The West Midlands had the second highest number of tuberculosis (TB) cases as figures rose in the UK.
The number of TB cases in the UK topped 9,000 in 2009 - the highest for nearly 30 years, figures show.
The Health Protection Agency (HPA) said its figures in the West Midlands region had risen to 1,018, which was 14 more cases than in 2008.
The HPA said regional cases appeared to have stabilised in the region, but effort was still needed.
Dr Jeremy Hawker, regional epidemiologist for the HPA, said: "While the apparent stabilisation of TB cases in the West Midlands is encouraging, the West Midlands still has the highest numbers of new diagnoses after London, and so efforts to control the disease must be kept up."
TB is an infectious bacterial disease of the lungs, causing symptoms such as coughing and chest pains.
Urban areas tend to be the worst affected, with London responsible for nearly half of England's total cases.
In the West Midlands, the number of cases of TB varied widely between primary care trusts (PCTs).
The Heart of Birmingham PCT followed by Sandwell, Birmingham East and North, Wolverhampton and Coventry Teaching PCTs had the highest rates.

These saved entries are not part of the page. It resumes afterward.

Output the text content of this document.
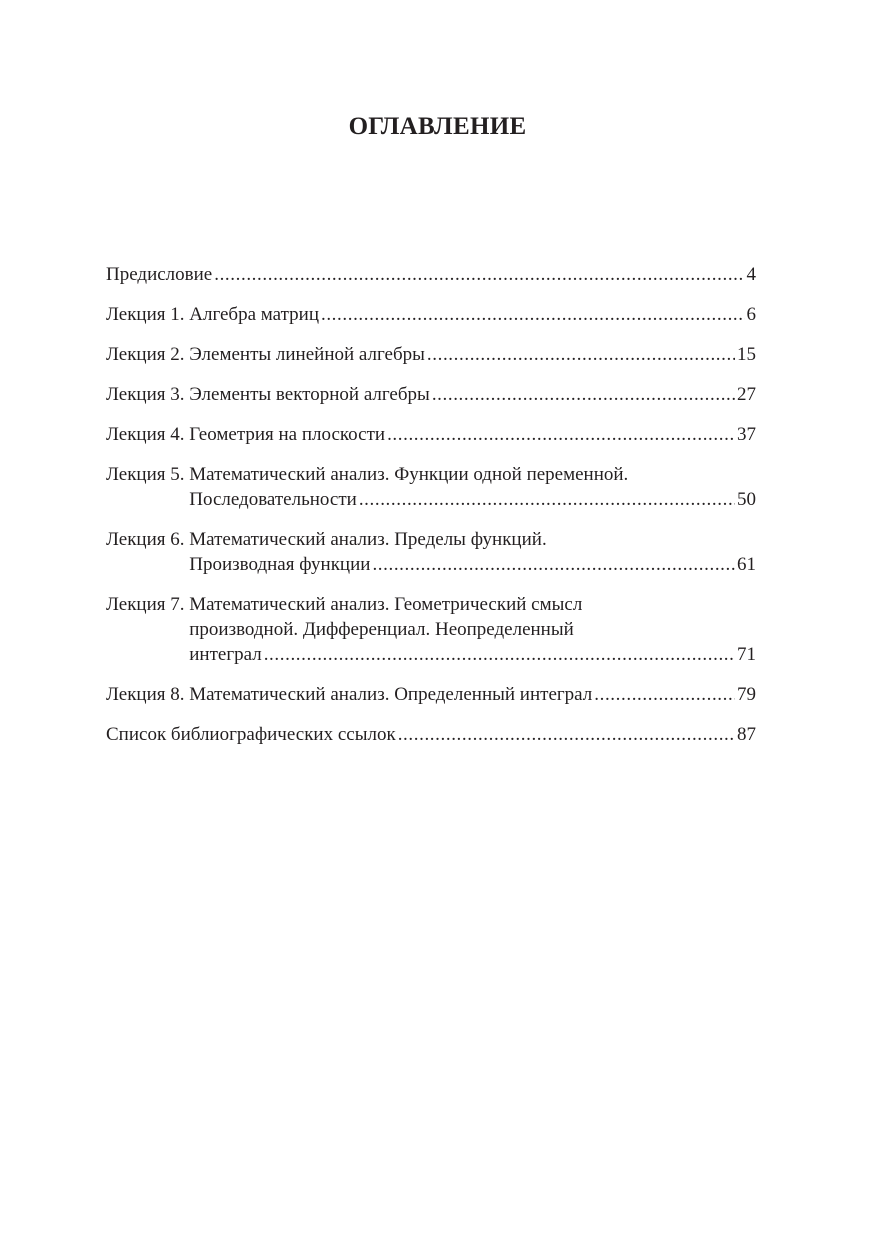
ОГЛАВЛЕНИЕ
Предисловие .....	4
Лекция 1. Алгебра матриц .....	6
Лекция 2. Элементы линейной алгебры .....	15
Лекция 3. Элементы векторной алгебры .....	27
Лекция 4. Геометрия на плоскости .....	37
Лекция 5. Математический анализ. Функции одной переменной.
Последовательности .....	50
Лекция 6. Математический анализ. Пределы функций.
Производная функции .....	61
Лекция 7. Математический анализ. Геометрический смысл
производной. Дифференциал. Неопределенный
интеграл .....	71
Лекция 8. Математический анализ. Определенный интеграл .....	79
Список библиографических ссылок .....	87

The HPA said that in Birmingham TB has been included as a health protection priority "in a bid to tackle and hopefully eliminate the disease".
The HPA said diagnoses across the UK have been rising almost continuously since the 1980s, with many of the new cases thought to be among people who caught the disease abroad.
The total number of UK cases was 9,040 last year, up from just over 8,600 in 2008. Two thirds were among people born outside the UK, mostly in Africa and the Indian sub-continent.
There has also been a sharp rise in drug-resistant TB cases across the country with figures nearly doubling since 2000 to 389.